- ResolvedResolved
Everything seems to be running smoothly now. It is still unknown when the issues started so Fire may have been offline for quite a while. I have systems in place to alert me if a cluster dies but due to a misconfiguration, it didn't see the one offline cluster as it was only set to recognize 2 of the 4 clusters meaning 1 out of 4 crashing didn't trigger the alert. This issue has since been resolved and any future issues like this should be resolved much sooner. I apologise for the inconvenience. I strive to have near perfect uptime for Fire as poor uptime is one of the issues I've had with other bots but while this issue was caused by something not 100% in my control I do consider it unacceptable that it wasn't able to automatically recover and will be working to improve detection of issues like this which alongside the fixed alerting should ensure this doesn't happen again. An interesting note on this incident: The ongoing rewrite of the Fire website was able to correctly identify and display the outage status for cluster 3 which means the issue was detected therefore it's possible it was actually an issue on Discord's end that lead it to not reconnect.
- MonitoringMonitoring
Fire should now be online in all servers.
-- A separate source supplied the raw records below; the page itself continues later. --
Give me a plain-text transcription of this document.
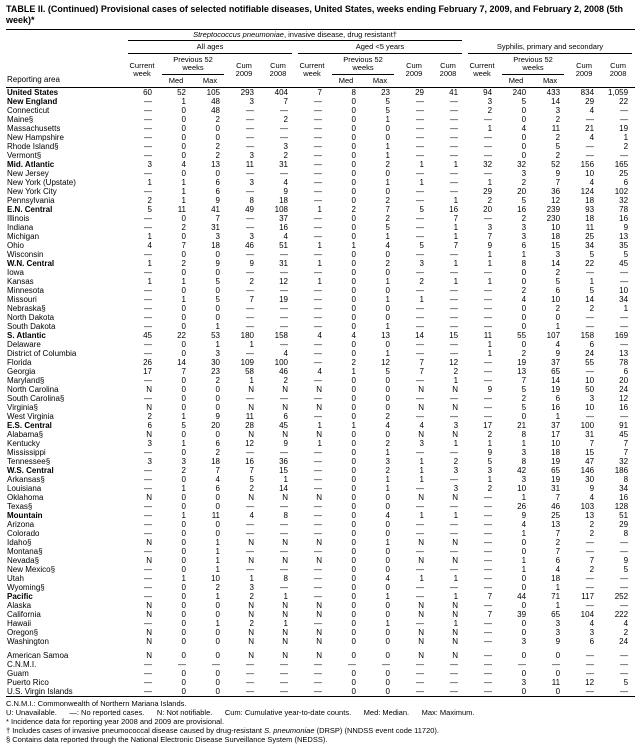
TABLE II. (Continued) Provisional cases of selected notifiable diseases, United States, weeks ending February 7, 2009, and February 2, 2008 (5th week)*
Reporting area	Streptococcus pneumoniae, invasive disease, drug resistant†										Syphilis, primary and secondary				

	All ages					Aged <5 years									

	Current week	Previous 52 weeks		Cum 2009	Cum 2008	Current week	Previous 52 weeks		Cum 2009	Cum 2008	Current week	Previous 52 weeks		Cum 2009	Cum 2008
		Med	Max				Med	Max				Med	Max		
United States	60	52	105	293	404	7	8	23	29	41	94	240	433	834	1,059
New England	—	1	48	3	7	—	0	5	—	—	3	5	14	29	22
Connecticut	—	0	48	—	—	—	0	5	—	—	2	0	3	4	—
Maine§	—	0	2	—	2	—	0	1	—	—	—	0	2	—	—
Massachusetts	—	0	0	—	—	—	0	0	—	—	1	4	11	21	19
New Hampshire	—	0	0	—	—	—	0	0	—	—	—	0	2	4	1
Rhode Island§	—	0	2	—	3	—	0	1	—	—	—	0	5	—	2
Vermont§	—	0	2	3	2	—	0	1	—	—	—	0	2	—	—
Mid. Atlantic	3	4	13	11	31	—	0	2	1	1	32	32	52	156	165
New Jersey	—	0	0	—	—	—	0	0	—	—	—	3	9	10	25
New York (Upstate)	1	1	6	3	4	—	0	1	1	—	1	2	7	4	6
New York City	—	1	6	—	9	—	0	0	—	—	29	20	36	124	102
Pennsylvania	2	1	9	8	18	—	0	2	—	1	2	5	12	18	32
E.N. Central	5	11	41	49	108	1	2	7	5	16	20	16	239	93	78
Illinois	—	0	7	—	37	—	0	2	—	7	—	2	230	18	16
Indiana	—	2	31	—	16	—	0	5	—	1	3	3	10	11	9
Michigan	1	0	3	3	4	—	0	1	—	1	7	3	18	25	13
Ohio	4	7	18	46	51	1	1	4	5	7	9	6	15	34	35
Wisconsin	—	0	0	—	—	—	0	0	—	—	1	1	3	5	5
W.N. Central	1	2	9	9	31	1	0	2	3	1	1	8	14	22	45
Iowa	—	0	0	—	—	—	0	0	—	—	—	0	2	—	—
Kansas	1	1	5	2	12	1	0	1	2	1	1	0	5	1	—
Minnesota	—	0	0	—	—	—	0	0	—	—	—	2	6	5	10
Missouri	—	1	5	7	19	—	0	1	1	—	—	4	10	14	34
Nebraska§	—	0	0	—	—	—	0	0	—	—	—	0	2	2	1
North Dakota	—	0	0	—	—	—	0	0	—	—	—	0	0	—	—
South Dakota	—	0	1	—	—	—	0	1	—	—	—	0	1	—	—
S. Atlantic	45	22	53	180	158	4	4	13	14	15	11	55	107	158	169
Delaware	—	0	1	1	—	—	0	0	—	—	1	0	4	6	—
District of Columbia	—	0	3	—	4	—	0	1	—	—	1	2	9	24	13
Florida	26	14	30	109	100	—	2	12	7	12	—	19	37	55	78
Georgia	17	7	23	58	46	4	1	5	7	2	—	13	65	—	6
Maryland§	—	0	2	1	2	—	0	0	—	1	—	7	14	10	20
North Carolina	N	0	0	N	N	N	0	0	N	N	9	5	19	50	24
South Carolina§	—	0	0	—	—	—	0	0	—	—	—	2	6	3	12
Virginia§	N	0	0	N	N	N	0	0	N	N	—	5	16	10	16
West Virginia	2	1	9	11	6	—	0	2	—	—	—	0	1	—	—
E.S. Central	6	5	20	28	45	1	1	4	4	3	17	21	37	100	91
Alabama§	N	0	0	N	N	N	0	0	N	N	2	8	17	31	45
Kentucky	3	1	6	12	9	1	0	2	3	1	1	1	10	7	7
Mississippi	—	0	2	—	—	—	0	1	—	—	9	3	18	15	7
Tennessee§	3	3	18	16	36	—	0	3	1	2	5	8	19	47	32
W.S. Central	—	2	7	7	15	—	0	2	1	3	3	42	65	146	186
Arkansas§	—	0	4	5	1	—	0	1	1	—	1	3	19	30	8
Louisiana	—	1	6	2	14	—	0	1	—	3	2	10	31	9	34
Oklahoma	N	0	0	N	N	N	0	0	N	N	—	1	7	4	16
Texas§	—	0	0	—	—	—	0	0	—	—	—	26	46	103	128
Mountain	—	1	11	4	8	—	0	4	1	1	—	9	25	13	51
Arizona	—	0	0	—	—	—	0	0	—	—	—	4	13	2	29
Colorado	—	0	0	—	—	—	0	0	—	—	—	1	7	2	8
Idaho§	N	0	1	N	N	N	0	1	N	N	—	0	2	—	—
Montana§	—	0	1	—	—	—	0	0	—	—	—	0	7	—	—
Nevada§	N	0	1	N	N	N	0	0	N	N	—	1	6	7	9
New Mexico§	—	0	1	—	—	—	0	0	—	—	—	1	4	2	5
Utah	—	1	10	1	8	—	0	4	1	1	—	0	18	—	—
Wyoming§	—	0	2	3	—	—	0	0	—	—	—	0	1	—	—
Pacific	—	0	1	2	1	—	0	1	—	1	7	44	71	117	252
Alaska	N	0	0	N	N	N	0	0	N	N	—	0	1	—	—
California	N	0	0	N	N	N	0	0	N	N	7	39	65	104	222
Hawaii	—	0	1	2	1	—	0	1	—	1	—	0	3	4	4
Oregon§	N	0	0	N	N	N	0	0	N	N	—	0	3	3	2
Washington	N	0	0	N	N	N	0	0	N	N	—	3	9	6	24
American Samoa	N	0	0	N	N	N	0	0	N	N	—	0	0	—	—
C.N.M.I.	—	—	—	—	—	—	—	—	—	—	—	—	—	—	—
Guam	—	0	0	—	—	—	0	0	—	—	—	0	0	—	—
Puerto Rico	—	0	0	—	—	—	0	0	—	—	—	3	11	12	5
U.S. Virgin Islands	—	0	0	—	—	—	0	0	—	—	—	0	0	—	—
C.N.M.I.: Commonwealth of Northern Mariana Islands.
U: Unavailable.      —: No reported cases.      N: Not notifiable.      Cum: Cumulative year-to-date counts.      Med: Median.      Max: Maximum.
* Incidence data for reporting year 2008 and 2009 are provisional.
† Includes cases of invasive pneumococcal disease caused by drug-resistant S. pneumoniae (DRSP) (NNDSS event code 11720).
§ Contains data reported through the National Electronic Disease Surveillance System (NEDSS).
If you still see Fire as offline, first try restarting Discord and if that does not resolve the issue, let me know in the #fire-help channel in Fire's Discord server ( https://inv.wtf/fire )
- UpdateUpdate
While attempting to get cluster 3 back online, it got assigned a different cluster id and shard which indicates another cluster may be having issues. I will instead perform a full clean restart of Fire (taking all clusters offline and then bringing them up one by one to ensure each process gets the correct id) so it will go offline temporarily in all servers.
- IdentifiedIdentified
It seems that Fire's VPS had some intermittent network issues and that specific cluster did not recover (the process is still alive but not connected to Discord) It should come back online in ~30 seconds
- InvestigatingInvestigating
It seems a cluster (specifically cluster 3) has crashed and didn't automatically recover. I am investigating the cause and will get it back online as soon as possible.